Yes, mine do. They are sooooo hyper after a bath and their growling is louder. I'm not sure why! I mean, it's just water and shampoo for crying out loud!! LOL ound:


----------



## irnfit (Nov 21, 2006)

It's been raining here so everything is wet. With the leaves on the ground, it compounds the problem. So, I put on their sweatshirts to try to keep them as dry as possible. I knew their feet would be wet, though. So, I had a towel by the door when we can in. They ran in the house, each took an end of the towel and off they went. They don't need a bath to be wild, they just need to see a towel. :biggrin1:


----------



## Lina (Apr 26, 2007)

Michele, that is hilarious! ound:


----------



## JanB (Oct 26, 2007)

It's been wet and yucky here too these last few days, although blessedly we saw the sun today, finally! 

Anyway, Tessa doesn't need a full bath to get the wildings, just a paw bath will do! So funny!


----------



## Guest (Nov 28, 2007)

HA! My Havs are like wind-up toys gone wild after a bath! I really have to watch them in the yard though, as they tend to want to roll on the one microscopic stink spot they can find!!

BTW..does anyone have issues with anal glands??? Even though I have them expressed
they can still get stinky if they get stressed (ie Vet visit). I carry babywipes around and have just recently found a waterless shampoo that is Mango sceanted foam ...
I'm open to all de-stinking methods


----------



## Cosmosmom (Jan 12, 2007)

Absolutely !!


----------



## brandy (Jun 12, 2007)

Mine too! In fact when my girls are in season they will show little or no interest at all but boy the minute you give them a bath....Wooee! It's date night and you cant keep them apart! I guess they just like to wait until they are all gussied up for each other. 
One time I had spent hours on Boscoe and I let him out to potty and he went straight for the newly rained on planter box. Oh MY God! He was so covered in dirt that he couldnt even open his little eyes. Sqwinting and sneezing! What a mess!I should have taken a picture but he was so misserable, poor thing! 

~Brandy


----------



## Squirt (Oct 10, 2007)

Here is some video of Squirt yesterday. This is after her bath, before she was brushed or dried. It is in three parts because every time I thought she was finished, she started up again. Notice that she has a hard time getting any traction on our tile floors.


----------



## JanB (Oct 26, 2007)

Peg, Squirt's so cute! Thanks for sharing. I loved that look on Squirt's face near the end of the first video...it was as if she was looking at you thinking "why are you taping this?", lol!

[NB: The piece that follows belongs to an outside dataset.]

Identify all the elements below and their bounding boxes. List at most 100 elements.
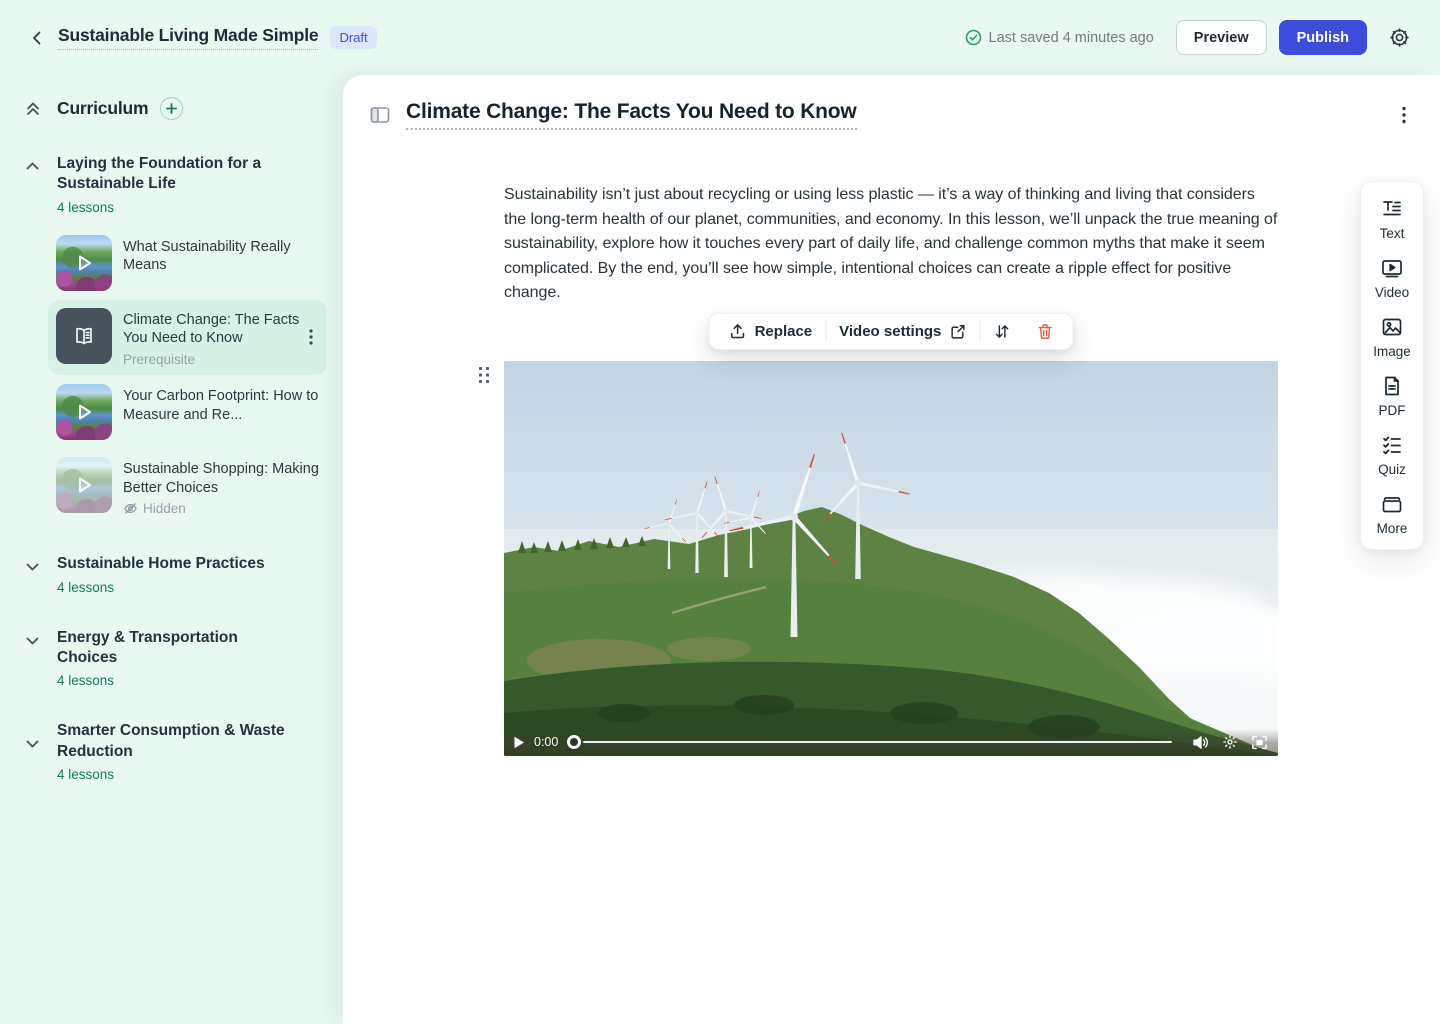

And what's with the "digging to China"?? Tessa does that very same thing, sometimes at night when she goes in her crate to sleep. My Sheltie also did it!


----------



## Thumper (Feb 18, 2007)

Cute videos!

Gucci is a digger! I particularly dislike when she tries to dig right at my side on MY blankets/hip/stomach. lol, I'd like to think she's just trying to get me all 'comfy', but thats highly unlikely! lol

Uh oh...she is way too interested in the Christmas tree right now! lol

She got a bath this morning, but her RLH was short lived,she was just too tired after our long, busy weekend.

Kara


----------



## Leeann (Feb 28, 2007)

ound: Smart cookie going to hide under the bed..


----------



## marjrc (Jan 13, 2007)

Squirt is too cute and funny!! lol She's a tiny thing, isn't she? Her coloring is much darker wet than dry. She's a pretty girl!


----------